3.2 EF Distribution for Grid and 2-Electrode Montages in the Heterogeneous Model
The heterogeneous model includes isotropic electrical conductivities for each tissue in the model (Fig. 1), thus providing a more realistic insight on the spatial characteristics of the EF at target (spinal cord) and surrounding tissues. Figure 4 shows the EF magnitude in a target volume of the spinal cord, comprising lower thoracic to lumbosacral spinal regions, from T7 to Co segments for all montages and corresponding variations in rotation, alignment and distance between electrodes. 2-electrode and Grid montages can be grouped regarding similar EF spatial profiles: transversal/rotation 0° (T0); diagonal/rotation 45° (D45); longitudinal/rotation 90° (L90). The EF magnitude distribution along the SC is wider and reaches higher EF maximum in 2-electrode montages, especially for a larger electrode distance, whereas the distribution due to 2-electrode at 5 mm is more similar to that of Grid montages (Fig. 4). The EF direction varies with montage groups, which can be seen by comparing the maximum values of the EF components, normalized to the maximum EF magnitude (Emax; Fig. 4, table at top right). In T0 montages, the EF is mostly transversal, with a larger right-left component of 0.96–0.98 Emax. In D45 and L90, the EF direction is longitudinal, (Elong (max) = 0.94–0.99 Emax). A maximum contribution of Elong is present in L90 and 2-D at 65 mm. Maximum values occur mainly at T12 and L1 spinal segments, which are located midway between the electrodes or grid upper and lower borders. Figure 5 shows contributions of different montage variations inside the SC, considering an axial slice of the spinal cord at T12 level. EF similarities also translate in L0, D45 and L90 grouping at local level. D45 and L90 present different spatial patterns in the WM and GM when compared to T0. EF orientation projected in the axial plane is also represented in Fig. 5 (black arrows) and changes from group to group. D45 presents a EF axial projection with a dorsal-ventral, right-left direction, whereas L90 projection is almost only dorsal-ventral. This can also be seen when comparing values of Evd and Erl normalized to maximum in Fig. 4b. This orientation is consistent with anode-cathode relative position in each case.
(a) EF distribution in a selected volume of the SC, between T7 and Co spinal segments for all montages and variations; maximum value and name of montage are on top of each plot; location of the selected volume is marked by a red rectangle over a representation of the vertebral column and colour scale for the EF magnitude are at top and middle left, respectively. (b) Maximum values of the EF components normalized to Emax in the spinal WM (top) and GM (bottom). Values of the largest component are in blue
EF distribution in an axial slice at T12 spinal level in spinal WM and GM for all montages. Left: location of the slice is indicated by a red dashed line over a representation of the vertebral column. Right: colour scale, with the red colour corresponding to the maximum EF in the WM in each case and orientation of the slices at the top.

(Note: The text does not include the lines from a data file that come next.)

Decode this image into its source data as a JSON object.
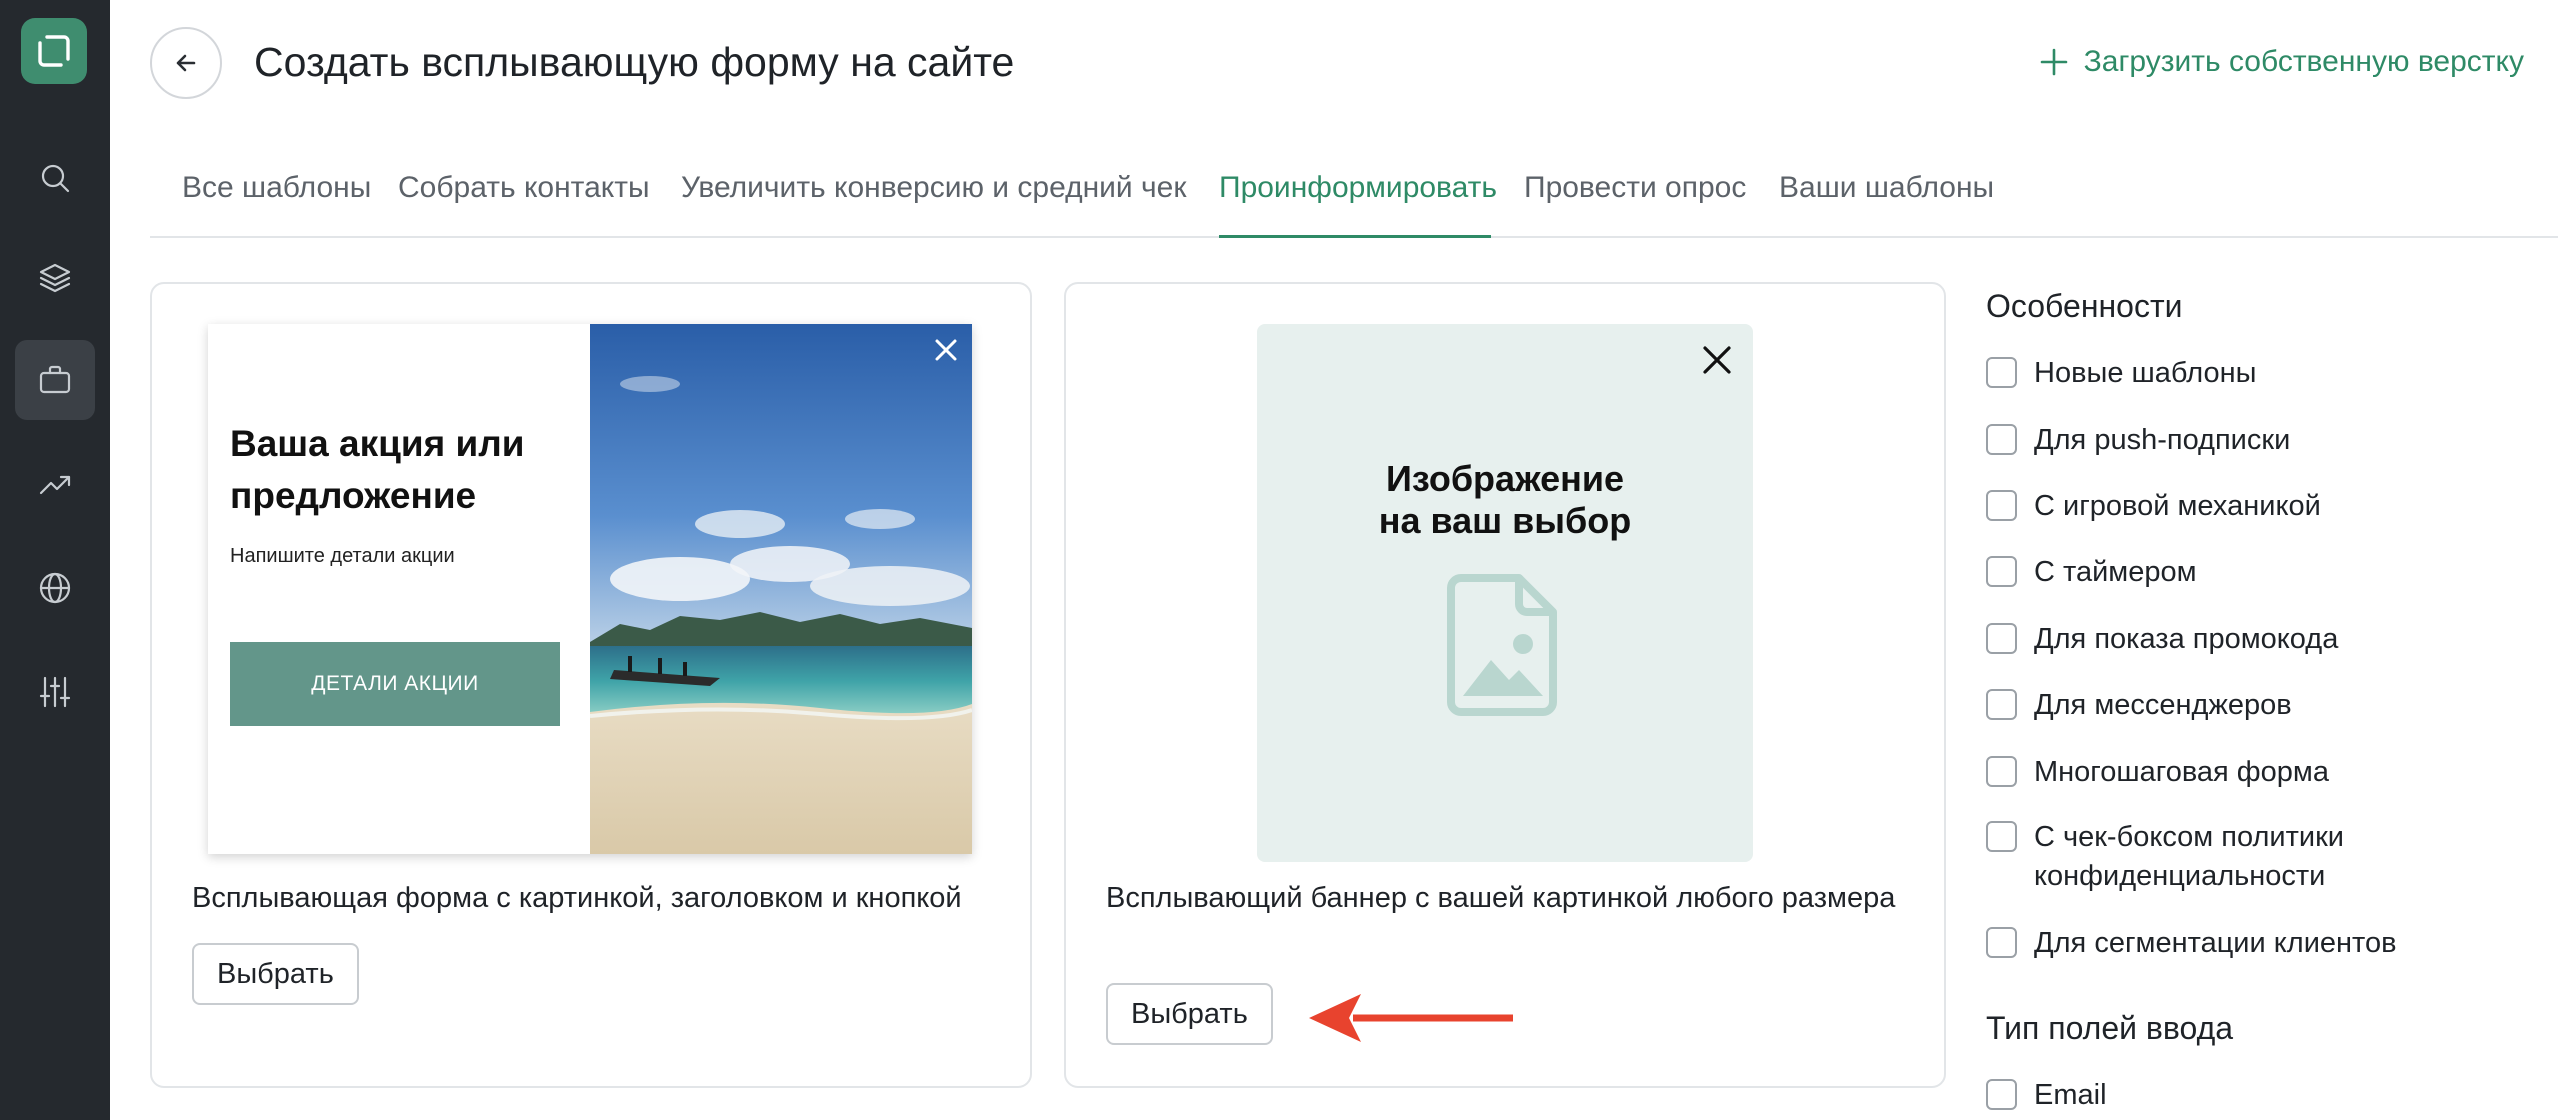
{
  "sidebar": {
    "items": [
      {
        "name": "search-icon"
      },
      {
        "name": "layers-icon"
      },
      {
        "name": "briefcase-icon",
        "active": true
      },
      {
        "name": "trending-up-icon"
      },
      {
        "name": "globe-icon"
      },
      {
        "name": "sliders-icon"
      }
    ]
  },
  "header": {
    "title": "Создать всплывающую форму на сайте",
    "upload_label": "Загрузить собственную верстку"
  },
  "tabs": [
    {
      "label": "Все шаблоны"
    },
    {
      "label": "Собрать контакты"
    },
    {
      "label": "Увеличить конверсию и средний чек"
    },
    {
      "label": "Проинформировать",
      "active": true
    },
    {
      "label": "Провести опрос"
    },
    {
      "label": "Ваши шаблоны"
    }
  ],
  "templates": [
    {
      "preview_heading": "Ваша акция или предложение",
      "preview_subtext": "Напишите детали акции",
      "preview_button": "ДЕТАЛИ АКЦИИ",
      "title": "Всплывающая форма с картинкой, заголовком и кнопкой",
      "choose_label": "Выбрать"
    },
    {
      "preview_line1": "Изображение",
      "preview_line2": "на ваш выбор",
      "title": "Всплывающий баннер с вашей картинкой любого размера",
      "choose_label": "Выбрать"
    }
  ],
  "filters": {
    "features_heading": "Особенности",
    "features": [
      {
        "label": "Новые шаблоны",
        "checked": false
      },
      {
        "label": "Для push-подписки",
        "checked": false
      },
      {
        "label": "С игровой механикой",
        "checked": false
      },
      {
        "label": "С таймером",
        "checked": false
      },
      {
        "label": "Для показа промокода",
        "checked": false
      },
      {
        "label": "Для мессенджеров",
        "checked": false
      },
      {
        "label": "Многошаговая форма",
        "checked": false
      },
      {
        "label": "С чек-боксом политики конфиденциальности",
        "checked": false
      },
      {
        "label": "Для сегментации клиентов",
        "checked": false
      }
    ],
    "input_types_heading": "Тип полей ввода",
    "input_types": [
      {
        "label": "Email",
        "checked": false
      }
    ]
  },
  "colors": {
    "accent": "#2e8a66",
    "sidebar_bg": "#25292e",
    "annotation_arrow": "#e8432e"
  }
}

The black arrows have size proportional to the EF magnitude and represent the orientation of the field projected in the axial plane
3.3 Homogeneous Model: How the Relative Positions of Electrodes Influence the EF Direction
The homogeneous model provides insight on the effect of electrode positions on the EF direction and magnitude, reducing variability that arises due to the different properties of tissues that surround the SC. 2-electrode montages originate larger EF magnitudes in the spinal WM and GM when compared to the 4×4 electrode grid. Furthermore, larger distance between the electrode edges results in an EF increase, whereas grid rotation does not change the EF considerably in terms of maximum values (Table 2). Again, 2-electrode and grid montages can be grouped regarding similar spatial profiles of the magnitude of the total EF and of its components (Fig. 6). Grid montages are more similar to 2-electrode montages with inter-electrode distance of 5 mm, compared to the montages with 65 mm. The latter also originate EF magnitude larger than 0.50 Emax in a wider region, by approximately two spinal segments than the grid or the 2-electrode at 5 mm.

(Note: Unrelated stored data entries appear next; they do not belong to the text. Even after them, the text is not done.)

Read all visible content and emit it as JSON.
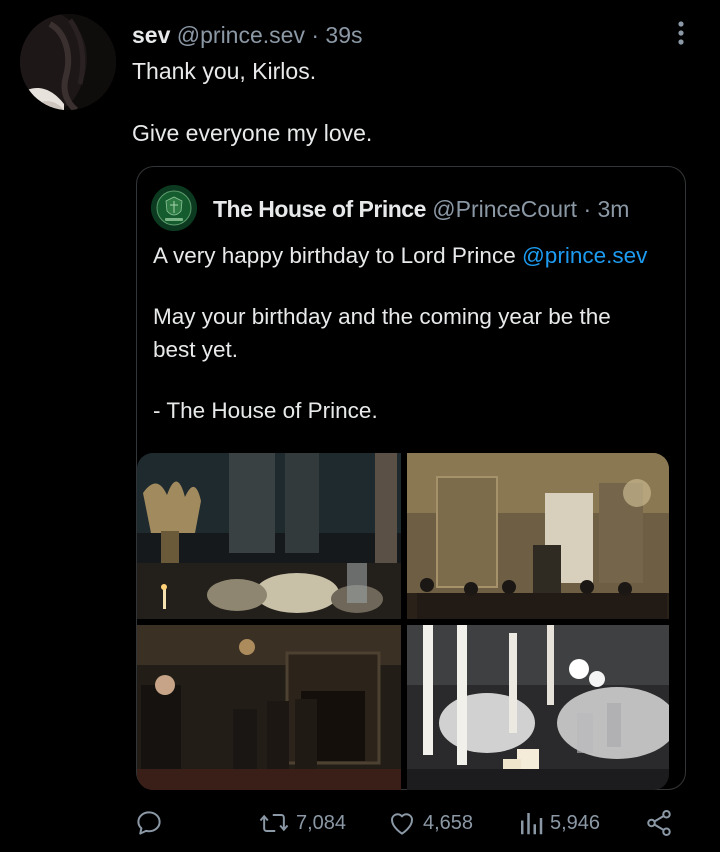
{
  "tweet": {
    "display_name": "sev",
    "handle": "@prince.sev",
    "time": "39s",
    "line1": "Thank you, Kirlos.",
    "line2": "Give everyone my love."
  },
  "quote": {
    "display_name": "The House of Prince",
    "handle": "@PrinceCourt",
    "time": "3m",
    "line1_prefix": "A very happy birthday to Lord Prince ",
    "line1_mention": "@prince.sev",
    "line2": "May your birthday and the coming year be the best yet.",
    "line3": "- The House of Prince."
  },
  "actions": {
    "retweets": "7,084",
    "likes": "4,658",
    "views": "5,946"
  },
  "icons": {
    "reply": "reply-icon",
    "retweet": "retweet-icon",
    "like": "heart-icon",
    "views": "views-icon",
    "share": "share-icon",
    "more": "more-vertical-icon"
  },
  "colors": {
    "background": "#000000",
    "text": "#e7e9ea",
    "muted": "#8b98a5",
    "link": "#1d9bf0",
    "border": "#333639"
  }
}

Magnitude of the EF and components in spinal-WM averaged over 1-mm thick slices along the spinal cord length and normalized to EF maximum (Emax). The corresponding electrode montage and orientation and the legend for each element are indicated in each plot at the top left and right, respectively. The Erl component is superimposed on the total EF magnitude in the first top row
The direction of the EF is consistent with the relative position of anodes and cathodes in each case. T0 montages originate an EF with a Erl component that almost matches the total magnitude (Fig. 6, top row). The diagonal and longitudinal alignments (D45 and L90) increase Elong and Evd contributions to the total EF (Fig. 6, middle and bottom rows). Erl contribution is similar to the other components in D45, decreasing more in 2-D at 65 mm; this contribution disappears almost entirely at L90 montages.

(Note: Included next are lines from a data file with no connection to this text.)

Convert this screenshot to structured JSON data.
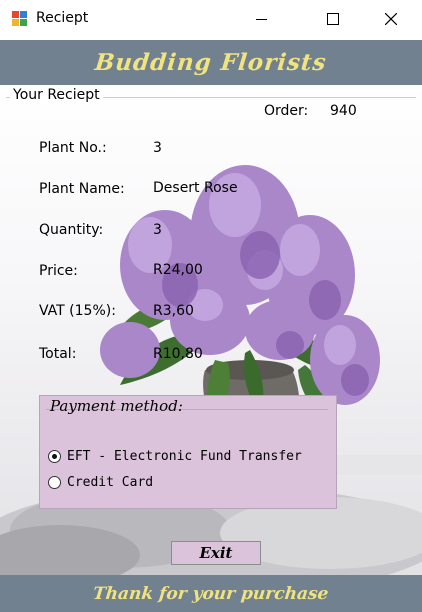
{
  "window": {
    "title": "Reciept",
    "icon": "windows-forms-app-icon",
    "controls": [
      "minimize-icon",
      "maximize-icon",
      "close-icon"
    ]
  },
  "header": {
    "title": "Budding Florists"
  },
  "receipt": {
    "group_label": "Your Reciept",
    "order_label": "Order:",
    "order_value": "940",
    "fields": [
      {
        "label": "Plant No.:",
        "value": "3"
      },
      {
        "label": "Plant Name:",
        "value": "Desert Rose"
      },
      {
        "label": "Quantity:",
        "value": "3"
      },
      {
        "label": "Price:",
        "value": "R24,00"
      },
      {
        "label": "VAT (15%):",
        "value": "R3,60"
      },
      {
        "label": "Total:",
        "value": "R10,80"
      }
    ]
  },
  "payment": {
    "legend": "Payment method:",
    "options": [
      {
        "label": "EFT - Electronic Fund Transfer",
        "selected": true
      },
      {
        "label": "Credit Card",
        "selected": false
      }
    ]
  },
  "exit_label": "Exit",
  "footer": {
    "text": "Thank for your purchase"
  },
  "colors": {
    "banner": "#71818f",
    "banner_text": "#f1e37e",
    "panel": "#dcc3dc",
    "flowers": "#a987c9",
    "leaves": "#3d6d2f"
  }
}
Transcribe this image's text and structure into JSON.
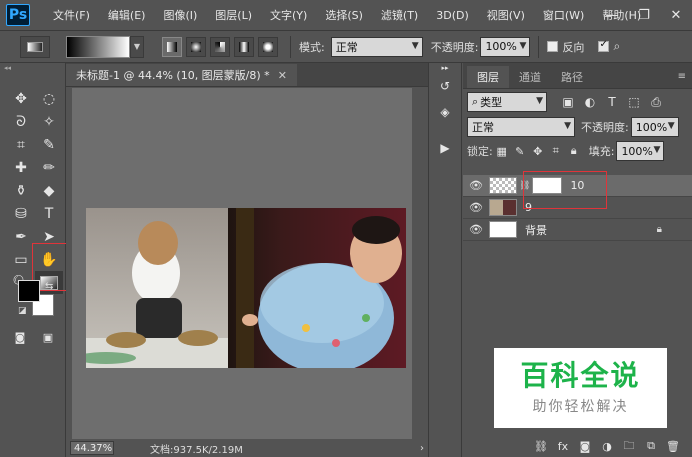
{
  "menubar": {
    "logo": "Ps",
    "items": [
      "文件(F)",
      "编辑(E)",
      "图像(I)",
      "图层(L)",
      "文字(Y)",
      "选择(S)",
      "滤镜(T)",
      "3D(D)",
      "视图(V)",
      "窗口(W)",
      "帮助(H)"
    ],
    "window_controls": [
      "minimize-icon",
      "restore-icon",
      "close-icon"
    ]
  },
  "options": {
    "mode_label": "模式:",
    "mode_value": "正常",
    "opacity_label": "不透明度:",
    "opacity_value": "100%",
    "reverse_label": "反向",
    "reverse_checked": false,
    "dither_checked": true
  },
  "document": {
    "tab_title": "未标题-1 @ 44.4% (10, 图层蒙版/8) *",
    "zoom": "44.37%",
    "doc_info": "文档:937.5K/2.19M"
  },
  "layers_panel": {
    "tabs": [
      "图层",
      "通道",
      "路径"
    ],
    "active_tab": "图层",
    "filter_value": "类型",
    "blend_mode": "正常",
    "opacity_label": "不透明度:",
    "opacity_value": "100%",
    "lock_label": "锁定:",
    "fill_label": "填充:",
    "fill_value": "100%",
    "layers": [
      {
        "name": "10",
        "selected": true,
        "has_mask": true
      },
      {
        "name": "9",
        "selected": false,
        "has_mask": false
      },
      {
        "name": "背景",
        "selected": false,
        "locked": true
      }
    ]
  },
  "watermark": {
    "title": "百科全说",
    "subtitle": "助你轻松解决"
  },
  "colors": {
    "highlight": "#e0343a",
    "watermark_green": "#1db34a",
    "ps_blue": "#31a8ff"
  }
}
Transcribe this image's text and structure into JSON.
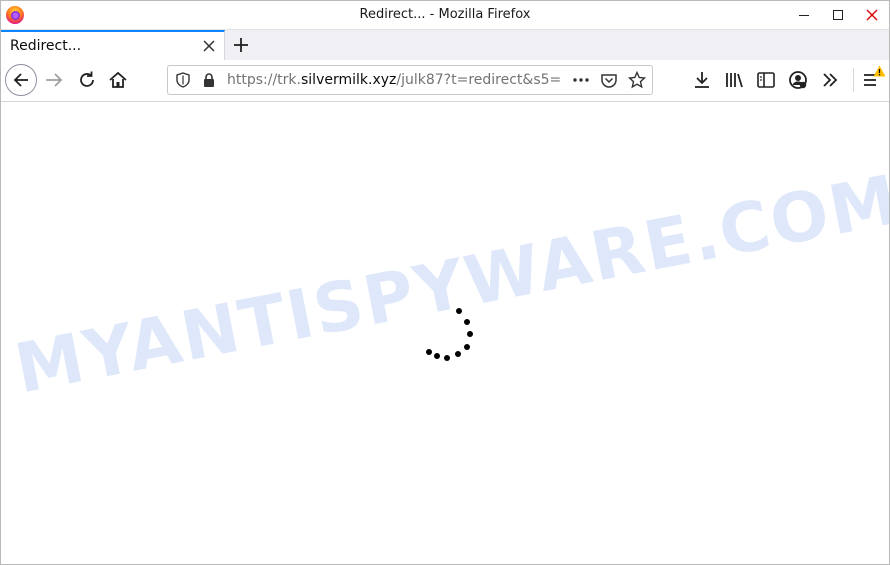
{
  "window": {
    "title": "Redirect... - Mozilla Firefox"
  },
  "tabs": [
    {
      "label": "Redirect...",
      "active": true
    }
  ],
  "navbar": {
    "url_prefix": "https://trk.",
    "url_domain": "silvermilk.xyz",
    "url_suffix": "/julk87?t=redirect&s5="
  },
  "content": {
    "watermark": "MYANTISPYWARE.COM",
    "state": "loading"
  },
  "colors": {
    "tab_accent": "#0a84ff",
    "watermark": "#dfe8fb",
    "warning_badge": "#ffbf00"
  }
}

The Elong component peaks in the anode-cathode transition region; Evd presents two peaks of opposite sign, one below each anode and cathode regions. The larger distance between electrodes in 2-D and 2-L at 65 mm increases Evd below the electrodes, resulting in a total EF spatial profile with two peaks, below anode and cathode regions. The anode-cathode relative placement and distance have a strong influence on the direction of the EF, allowing to establish which component can be more significant to the total EF magnitude. This could be determinant to target specific spinal neurons according to their orientation inside the SC.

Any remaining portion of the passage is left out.